Das Covid-Zertifikat gilt als fälschungssicher. Bei watson hat sich ein krimineller Anbieter aus Deutschland gemeldet, der in der Schweiz gültige EU-Impfzertifikate verkauft. Bild: keystone

Zertifikate-Dealer packt aus: «Wir versorgen hauptsächlich Schweizer Kunden»

Bei Recherchen zu gefälschten Impfausweisen ist watson auf einen weiteren Anbieter in Deutschland gestossen, der gültige Zertifikate verkauft. Angeblich handelt es sich um eine Bande, die halb Europa beliefert.
04.10.2021, 06:0604.10.2021, 06:25

Die Nachricht erreichte mich am vergangenen Dienstag über Threema: «Hey, ich verkaufe EU-Zertifikate.»

Der unbekannte Absender, dessen Pseudonym hier nicht verraten werden soll, fügte ein Zwinker-Smiley an. Und nachdem ich in den vergangenen Wochen intensiv zu den betrügerischen Angeboten bei Telegram recherchiert hatte, fiel meine Antwort äusserst kurz aus. Nämlich: «😂👍».

Ich ging davon aus, dass es sich um einen schlechten Scherz oder um einen Wichtigtuer handelte, getriggert durch den kritischen Artikel zu den Zertifikats-Betrügereien.

Einen Tag später verging mir das Lachen. Ich blickte auf eine weitere Nachricht des (oder der) Unbekannten. Es war der Beweis, dass die Person tatsächlich echte EU-Impfzertifikate beschaffen konnte, die in der Schweiz gültig sind.

Der watson zugestellte QR-Code erwies sich beim Scannen mit der Schweizer Covid-Cert-App als echtes EU-Impfzertifikat. Gültig bis am 4. September 2022.
Der watson zugestellte QR-Code erwies sich beim Scannen mit der Schweizer Covid-Cert-App als echtes EU-Impfzertifikat. Gültig bis am 4. September 2022.bild: watson
Der angeblich verimpfte Impfstoff: Janssen.
Der angeblich verimpfte Impfstoff: Janssen.bild: watson

Die unbekannte Person hatte sich tatsächlich wegen des besagten Artikels (und der darin enthaltenen Threema-ID) an mich gewendet.

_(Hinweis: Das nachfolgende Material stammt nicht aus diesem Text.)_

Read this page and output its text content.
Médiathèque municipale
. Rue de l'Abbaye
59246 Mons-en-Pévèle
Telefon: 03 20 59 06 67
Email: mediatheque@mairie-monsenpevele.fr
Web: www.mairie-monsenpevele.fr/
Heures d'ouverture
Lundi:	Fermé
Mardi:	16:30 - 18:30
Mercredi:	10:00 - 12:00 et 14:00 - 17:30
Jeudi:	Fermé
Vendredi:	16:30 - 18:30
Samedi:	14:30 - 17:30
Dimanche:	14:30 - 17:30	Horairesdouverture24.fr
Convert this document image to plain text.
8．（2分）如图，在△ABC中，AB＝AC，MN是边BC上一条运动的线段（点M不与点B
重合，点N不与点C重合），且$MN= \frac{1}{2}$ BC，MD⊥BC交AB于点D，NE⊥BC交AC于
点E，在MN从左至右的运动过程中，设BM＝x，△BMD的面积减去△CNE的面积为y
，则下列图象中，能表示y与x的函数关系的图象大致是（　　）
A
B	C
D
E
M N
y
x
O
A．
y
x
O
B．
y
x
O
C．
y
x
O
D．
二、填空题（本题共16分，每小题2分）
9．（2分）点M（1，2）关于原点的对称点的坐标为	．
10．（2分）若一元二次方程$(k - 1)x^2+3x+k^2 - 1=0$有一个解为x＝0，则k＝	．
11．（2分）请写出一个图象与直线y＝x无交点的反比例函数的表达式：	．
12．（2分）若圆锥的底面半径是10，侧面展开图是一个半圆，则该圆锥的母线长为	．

In den darauffolgenden zwei Tagen konnte ich über den Messenger-Dienst Fragen stellen, die jeweils rasch beantwortet wurden. Die Identität hinter dem Threema-Pseudonym ist mir nicht bekannt. Ich gebe die Antworten mehr oder weniger unbearbeitet wieder.

«Wir versorgen hauptsächlich Schweizer Kunden wegen dem Preis. Den Deutschen ist das zu teuer (...).»

Das Interview

Ich hätte nicht gedacht, dass noch jemand in Deutschland Zertifikate verkaufen würde, nachdem der Apothekerverband bei seinem IT-System nachbessern musste.
Ja, wir mussten ziemlich umstrukturieren und die Preise auf 350 Euro erhöhen.

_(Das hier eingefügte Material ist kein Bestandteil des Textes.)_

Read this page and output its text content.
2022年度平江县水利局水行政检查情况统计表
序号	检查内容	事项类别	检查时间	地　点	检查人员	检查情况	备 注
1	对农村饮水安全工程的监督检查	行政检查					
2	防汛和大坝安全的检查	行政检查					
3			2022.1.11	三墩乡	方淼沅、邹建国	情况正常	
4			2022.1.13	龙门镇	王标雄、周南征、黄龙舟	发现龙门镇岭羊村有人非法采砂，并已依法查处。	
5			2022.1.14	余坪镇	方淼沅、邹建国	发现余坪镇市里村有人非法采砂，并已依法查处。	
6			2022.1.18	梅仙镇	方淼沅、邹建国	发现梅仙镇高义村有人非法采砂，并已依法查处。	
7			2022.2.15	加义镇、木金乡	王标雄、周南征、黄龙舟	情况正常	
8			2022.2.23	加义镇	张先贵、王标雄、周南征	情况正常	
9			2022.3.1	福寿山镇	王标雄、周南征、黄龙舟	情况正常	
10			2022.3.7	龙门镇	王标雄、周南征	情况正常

Ab wie vielen gibt's Mengenrabatt?
Mengenrabatt gibt's ab 7 Stück, vorausgesetzt die Namen kommen in einer Tabelle und erleichtern uns die Arbeit, der Preis sinkt dann um 50 Euro pro Zertifikat.

Über welchen Kanal bietet ihr normalerweise an? Und wie sieht es mit der Nachfrage aus der Schweiz aus?
Wir sind vorübergehend aus Telegram ausgestiegen und bedienen über Wickr. Wir versorgen hauptsächlich Schweizer Kunden wegen dem Preis. Den Deutschen ist das zu teuer und die Involvierten gehen das Risiko für einen günstigen Preis nicht ein.

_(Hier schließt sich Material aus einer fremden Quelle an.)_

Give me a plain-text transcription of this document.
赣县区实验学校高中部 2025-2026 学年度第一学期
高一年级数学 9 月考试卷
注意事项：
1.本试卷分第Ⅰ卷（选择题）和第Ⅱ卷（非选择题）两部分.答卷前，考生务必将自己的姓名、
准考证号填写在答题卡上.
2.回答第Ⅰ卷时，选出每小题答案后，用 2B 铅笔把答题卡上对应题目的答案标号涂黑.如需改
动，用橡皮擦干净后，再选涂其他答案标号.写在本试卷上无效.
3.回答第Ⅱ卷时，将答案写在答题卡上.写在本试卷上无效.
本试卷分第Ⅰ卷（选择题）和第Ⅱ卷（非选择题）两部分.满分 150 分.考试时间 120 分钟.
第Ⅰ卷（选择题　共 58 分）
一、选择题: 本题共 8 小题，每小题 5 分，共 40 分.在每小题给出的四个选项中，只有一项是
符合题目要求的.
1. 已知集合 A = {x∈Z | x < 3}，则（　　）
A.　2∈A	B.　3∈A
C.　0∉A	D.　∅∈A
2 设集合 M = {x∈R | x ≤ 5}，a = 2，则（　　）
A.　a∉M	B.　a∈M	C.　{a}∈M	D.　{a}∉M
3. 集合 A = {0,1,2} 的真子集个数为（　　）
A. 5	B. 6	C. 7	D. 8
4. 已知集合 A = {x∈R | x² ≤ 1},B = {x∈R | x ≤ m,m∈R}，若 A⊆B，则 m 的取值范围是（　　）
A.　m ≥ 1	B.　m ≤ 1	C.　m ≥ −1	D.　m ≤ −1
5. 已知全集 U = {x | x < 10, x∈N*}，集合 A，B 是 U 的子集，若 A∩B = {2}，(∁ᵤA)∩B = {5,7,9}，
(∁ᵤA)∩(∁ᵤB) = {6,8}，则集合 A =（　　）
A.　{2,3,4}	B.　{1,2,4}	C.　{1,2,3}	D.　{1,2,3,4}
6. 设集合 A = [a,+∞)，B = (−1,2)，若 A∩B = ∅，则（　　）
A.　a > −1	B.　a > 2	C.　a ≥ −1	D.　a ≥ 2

Wie bewerbt ihr euren «Service», nur über Mund-zu-Mund-Propaganda?
Waren kurz auf Telegram aktiv, und dann lief das über Mund zu Mund relativ gut, lässt aber langsam nach. Kannst daher, wenn du einen Artikel schreiben solltest, ruhig vergessen, den Namen zu zensieren.

watson nennt das von der unbekannten Person verwendete Pseudonym nicht, um zu verhindern, dass den Kriminellen ungewollt neue Kundschaft vermittelt wird.

Insider-Informationen
watson-Redaktor Daniel Schurter ist weiterhin über die verschlüsselte Messenger-App Threema auch anonym zu erreichen. Seine «Threema ID» lautet: ACYMFHZX. Oder du schreibst an daniel.schurter [at] protonmail.com. Wer sich beim Schweizer Secure-Mail-Anbieter (kostenlos) registriert, kann verschlüsselte E-Mails verschicken.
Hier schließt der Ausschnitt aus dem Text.